First Published Costa News Group, April 2011

BODEGAS FARIÑA’S WINES REVISITED

 Last year, as usual, I received a large number of wine samples from producers keen on the wide publicity that a column in the Costa News Groups’ publications guarantees. Regular Cork Talk readers will thus have read about wines from many of the wide variety of areas of production in our adoptive country. I hope you agree that it’s good to experiment with different wine styles, grape varieties etc and I hope that you’ve found this column illuminating and ultimately, ‘tasty’!

 Some of the sample-supplying bodegas from last year had the presence of mind to include two examples of each of the wines they sent. My house is full of wine, so it’s not that I need an extra bottle or three to drink! The advantage of having two bottles of each wine is that it affords me the opportunity of examining the evolution of the wine over a roughly twelve month period.

 There is a useful, if not wholly scientific, trick to assessing how long a wine may keep before it starts to decline. If you try the same bottle of wine on successive nights you will be able to taste how it might develop over a longer period, when it is cellared and not open. The fast-track oxygen it takes onboard during this, say three day period, gives an idea as to its progress over time.

 But the many variables involved mean that there isn’t a hard and fast formula, for example three days good development equals three to five years of longevity if cellared – it doesn’t work! It’s best to keep bottles and taste again after time.

 So, those forward thinking bodegas, like Bodegas Fariña from DO Toro, have given me the chance to see how accurate were my opinions when I first tasted the wine. Plus, readers may like to further consider their purchase.

 Bodegas Fariña’s Tinto Cosecha 2009 is a joven (young) wine made to be enjoyed whilst still in its youth. The vaguely purple hue to the wine a year ago has no matured into a dark red colour. The mixture of light and dark red fruits on the nose and palate have morphed into dark forest fruits with a lick of liquorice and, even without wood, there is a depth of flavour that suggests a more expensive wine.

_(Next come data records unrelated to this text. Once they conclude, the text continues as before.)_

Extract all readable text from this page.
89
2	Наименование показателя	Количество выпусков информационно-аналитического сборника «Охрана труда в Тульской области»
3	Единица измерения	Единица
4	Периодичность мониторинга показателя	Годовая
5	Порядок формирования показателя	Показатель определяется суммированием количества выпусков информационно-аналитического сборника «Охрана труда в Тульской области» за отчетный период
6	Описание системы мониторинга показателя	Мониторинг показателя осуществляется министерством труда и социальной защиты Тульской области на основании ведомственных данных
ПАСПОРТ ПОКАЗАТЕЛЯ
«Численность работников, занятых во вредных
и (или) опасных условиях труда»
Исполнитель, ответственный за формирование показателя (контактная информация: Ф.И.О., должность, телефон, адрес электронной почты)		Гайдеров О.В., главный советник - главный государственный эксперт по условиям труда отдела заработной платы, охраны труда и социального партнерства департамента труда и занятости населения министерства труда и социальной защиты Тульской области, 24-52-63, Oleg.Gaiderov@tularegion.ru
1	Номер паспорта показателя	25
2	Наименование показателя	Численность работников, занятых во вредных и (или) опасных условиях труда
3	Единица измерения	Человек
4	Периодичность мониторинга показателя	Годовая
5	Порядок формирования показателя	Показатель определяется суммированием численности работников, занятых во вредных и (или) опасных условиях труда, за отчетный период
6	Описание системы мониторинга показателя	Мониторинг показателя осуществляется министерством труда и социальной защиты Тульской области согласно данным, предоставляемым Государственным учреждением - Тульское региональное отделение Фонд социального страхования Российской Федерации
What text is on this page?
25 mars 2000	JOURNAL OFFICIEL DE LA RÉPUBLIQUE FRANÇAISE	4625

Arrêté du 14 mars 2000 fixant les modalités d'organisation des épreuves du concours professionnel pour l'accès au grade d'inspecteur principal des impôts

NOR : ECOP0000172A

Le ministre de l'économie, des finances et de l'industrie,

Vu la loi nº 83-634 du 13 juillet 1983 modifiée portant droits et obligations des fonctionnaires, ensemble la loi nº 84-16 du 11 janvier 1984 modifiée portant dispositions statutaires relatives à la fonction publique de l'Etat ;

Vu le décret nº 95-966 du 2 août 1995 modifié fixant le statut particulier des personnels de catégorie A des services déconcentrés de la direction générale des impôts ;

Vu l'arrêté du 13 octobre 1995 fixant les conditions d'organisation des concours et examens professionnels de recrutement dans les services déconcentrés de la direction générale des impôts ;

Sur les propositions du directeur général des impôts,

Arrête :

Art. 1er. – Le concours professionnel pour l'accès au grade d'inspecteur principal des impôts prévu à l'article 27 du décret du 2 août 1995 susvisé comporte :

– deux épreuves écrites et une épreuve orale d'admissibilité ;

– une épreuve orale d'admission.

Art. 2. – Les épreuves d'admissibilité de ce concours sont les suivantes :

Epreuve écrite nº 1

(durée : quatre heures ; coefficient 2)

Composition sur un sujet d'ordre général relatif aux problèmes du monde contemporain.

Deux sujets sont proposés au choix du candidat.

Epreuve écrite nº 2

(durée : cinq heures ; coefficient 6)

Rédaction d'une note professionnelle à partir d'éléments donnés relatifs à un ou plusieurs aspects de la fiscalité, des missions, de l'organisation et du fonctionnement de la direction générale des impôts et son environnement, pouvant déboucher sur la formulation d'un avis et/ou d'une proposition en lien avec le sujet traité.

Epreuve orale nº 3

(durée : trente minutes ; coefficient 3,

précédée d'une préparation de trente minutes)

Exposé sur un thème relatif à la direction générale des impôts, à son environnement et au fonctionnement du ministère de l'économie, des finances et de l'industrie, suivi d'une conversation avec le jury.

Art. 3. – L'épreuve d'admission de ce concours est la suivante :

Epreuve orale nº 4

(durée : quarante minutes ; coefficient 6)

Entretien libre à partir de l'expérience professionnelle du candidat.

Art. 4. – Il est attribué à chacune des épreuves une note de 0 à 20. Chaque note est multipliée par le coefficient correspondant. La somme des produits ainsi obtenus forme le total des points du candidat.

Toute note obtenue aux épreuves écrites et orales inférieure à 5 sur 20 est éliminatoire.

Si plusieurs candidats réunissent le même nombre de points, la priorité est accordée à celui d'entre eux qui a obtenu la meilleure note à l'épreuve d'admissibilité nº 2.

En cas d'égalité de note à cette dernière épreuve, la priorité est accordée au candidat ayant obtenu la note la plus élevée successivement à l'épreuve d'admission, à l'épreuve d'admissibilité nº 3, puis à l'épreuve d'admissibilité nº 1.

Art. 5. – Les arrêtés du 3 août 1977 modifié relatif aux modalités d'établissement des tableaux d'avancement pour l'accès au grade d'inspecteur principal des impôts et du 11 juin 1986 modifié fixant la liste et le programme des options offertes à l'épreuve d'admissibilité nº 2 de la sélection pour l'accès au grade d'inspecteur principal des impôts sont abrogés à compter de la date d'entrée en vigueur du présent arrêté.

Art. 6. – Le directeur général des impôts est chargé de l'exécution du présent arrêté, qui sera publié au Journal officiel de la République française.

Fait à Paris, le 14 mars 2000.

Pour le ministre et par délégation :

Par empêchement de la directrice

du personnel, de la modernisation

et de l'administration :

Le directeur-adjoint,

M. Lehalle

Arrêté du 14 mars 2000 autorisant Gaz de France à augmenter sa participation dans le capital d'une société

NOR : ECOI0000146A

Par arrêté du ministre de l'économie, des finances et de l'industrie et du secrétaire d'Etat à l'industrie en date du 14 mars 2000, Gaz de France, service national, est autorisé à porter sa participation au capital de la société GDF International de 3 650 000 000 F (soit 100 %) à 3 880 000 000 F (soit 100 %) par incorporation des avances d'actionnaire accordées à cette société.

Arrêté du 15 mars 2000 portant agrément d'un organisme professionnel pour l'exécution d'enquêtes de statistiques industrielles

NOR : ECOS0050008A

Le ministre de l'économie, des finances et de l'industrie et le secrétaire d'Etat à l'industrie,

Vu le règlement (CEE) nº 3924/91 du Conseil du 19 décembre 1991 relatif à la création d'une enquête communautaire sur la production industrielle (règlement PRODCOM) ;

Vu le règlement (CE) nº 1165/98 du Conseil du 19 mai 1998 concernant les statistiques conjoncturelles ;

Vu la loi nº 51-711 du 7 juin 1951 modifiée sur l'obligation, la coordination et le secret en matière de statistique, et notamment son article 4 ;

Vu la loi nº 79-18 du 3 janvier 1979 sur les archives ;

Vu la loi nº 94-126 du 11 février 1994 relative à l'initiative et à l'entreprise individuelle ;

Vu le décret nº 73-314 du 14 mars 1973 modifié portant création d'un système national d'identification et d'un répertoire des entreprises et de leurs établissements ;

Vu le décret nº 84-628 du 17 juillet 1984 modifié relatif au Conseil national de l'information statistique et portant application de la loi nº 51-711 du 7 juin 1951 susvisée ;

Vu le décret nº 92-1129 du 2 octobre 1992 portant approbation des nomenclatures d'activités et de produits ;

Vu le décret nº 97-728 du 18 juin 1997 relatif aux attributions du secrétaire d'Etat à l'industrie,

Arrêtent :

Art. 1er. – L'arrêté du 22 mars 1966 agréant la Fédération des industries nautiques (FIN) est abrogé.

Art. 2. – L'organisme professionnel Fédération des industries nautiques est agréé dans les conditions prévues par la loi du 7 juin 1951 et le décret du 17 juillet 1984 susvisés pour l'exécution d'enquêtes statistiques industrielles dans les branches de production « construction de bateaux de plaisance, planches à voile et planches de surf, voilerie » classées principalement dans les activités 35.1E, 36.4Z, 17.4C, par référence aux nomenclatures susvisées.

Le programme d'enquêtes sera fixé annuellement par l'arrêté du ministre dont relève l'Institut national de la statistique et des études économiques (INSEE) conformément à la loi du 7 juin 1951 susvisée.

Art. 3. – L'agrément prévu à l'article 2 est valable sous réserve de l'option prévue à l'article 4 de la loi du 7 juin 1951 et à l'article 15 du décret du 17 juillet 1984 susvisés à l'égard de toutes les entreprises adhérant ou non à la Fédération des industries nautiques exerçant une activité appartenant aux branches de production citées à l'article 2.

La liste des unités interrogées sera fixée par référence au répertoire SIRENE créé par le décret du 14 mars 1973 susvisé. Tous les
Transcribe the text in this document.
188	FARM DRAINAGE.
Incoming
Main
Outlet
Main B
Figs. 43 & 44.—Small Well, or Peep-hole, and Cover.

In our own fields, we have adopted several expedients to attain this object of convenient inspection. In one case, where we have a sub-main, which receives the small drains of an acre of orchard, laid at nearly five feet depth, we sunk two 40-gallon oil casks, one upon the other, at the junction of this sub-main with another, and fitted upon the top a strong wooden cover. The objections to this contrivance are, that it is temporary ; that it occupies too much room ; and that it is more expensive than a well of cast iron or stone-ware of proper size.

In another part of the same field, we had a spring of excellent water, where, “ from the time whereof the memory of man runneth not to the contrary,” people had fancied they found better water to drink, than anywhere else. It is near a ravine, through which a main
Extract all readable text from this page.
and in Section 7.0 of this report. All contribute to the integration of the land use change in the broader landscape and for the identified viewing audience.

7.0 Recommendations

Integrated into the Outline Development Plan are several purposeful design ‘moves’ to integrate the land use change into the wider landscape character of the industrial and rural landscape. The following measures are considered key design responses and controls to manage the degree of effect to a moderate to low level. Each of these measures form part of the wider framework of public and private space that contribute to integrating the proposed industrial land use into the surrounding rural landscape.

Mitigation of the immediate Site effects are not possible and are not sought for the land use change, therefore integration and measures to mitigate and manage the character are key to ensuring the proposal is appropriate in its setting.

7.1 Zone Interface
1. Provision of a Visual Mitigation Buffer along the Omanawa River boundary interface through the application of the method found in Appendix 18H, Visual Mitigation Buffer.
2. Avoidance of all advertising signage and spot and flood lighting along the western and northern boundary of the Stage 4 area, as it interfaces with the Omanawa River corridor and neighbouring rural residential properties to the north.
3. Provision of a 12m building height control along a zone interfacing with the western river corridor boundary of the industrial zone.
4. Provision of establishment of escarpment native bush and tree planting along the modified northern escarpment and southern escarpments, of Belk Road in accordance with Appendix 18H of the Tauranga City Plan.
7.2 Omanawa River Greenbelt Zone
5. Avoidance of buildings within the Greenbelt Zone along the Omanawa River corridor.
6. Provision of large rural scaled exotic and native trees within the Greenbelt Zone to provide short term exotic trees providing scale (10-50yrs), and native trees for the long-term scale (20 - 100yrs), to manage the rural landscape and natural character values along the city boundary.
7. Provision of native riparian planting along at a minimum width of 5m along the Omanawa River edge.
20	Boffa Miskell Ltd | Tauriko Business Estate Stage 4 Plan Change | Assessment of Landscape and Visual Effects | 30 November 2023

 The Gran Colegiata Tinto Roble 2008, as its name suggests, has had some oak ageing (4 months) and you’d expect therefore that such a wine would mature and become more complex, whilst retaining its juicy fruit content. Again this wine, one year on, has developed well with a slightly longer finish.

 Gran Colegiata Crianza 2006 Roble Frances has benefitted from its eleven months in the most subtle of all oaks. The rich Fariña trademark dark colour is enhanced by the concentrated nature of the wine. Dark brambly fruits have a lick of cinnamon and black pepper 12 months later and the finish is richer and longer.

 The Reserva 2001, like most of Fariña’s wines is made from 100% Tinta de Toro grapes (aka Tempranillo) but has had more exposure to oak, American in this case, as well as the obligatory extra ageing in bottle. My notes tell me that I thought the wine will mature a little further and then rest at level for a couple more years before maybe starting to slowly decline. Well it’s drinking very well still.

 Finally a wine that I have loved since I first tasted it, some years ago – their flagship Gran Colegiata Campus. The grapes for this limited production wine were hand-harvested from vines of 50-140 years of age and obviously treated with the greatest respect. I tasted the 2004 vintage a year ago and it just keeps improving!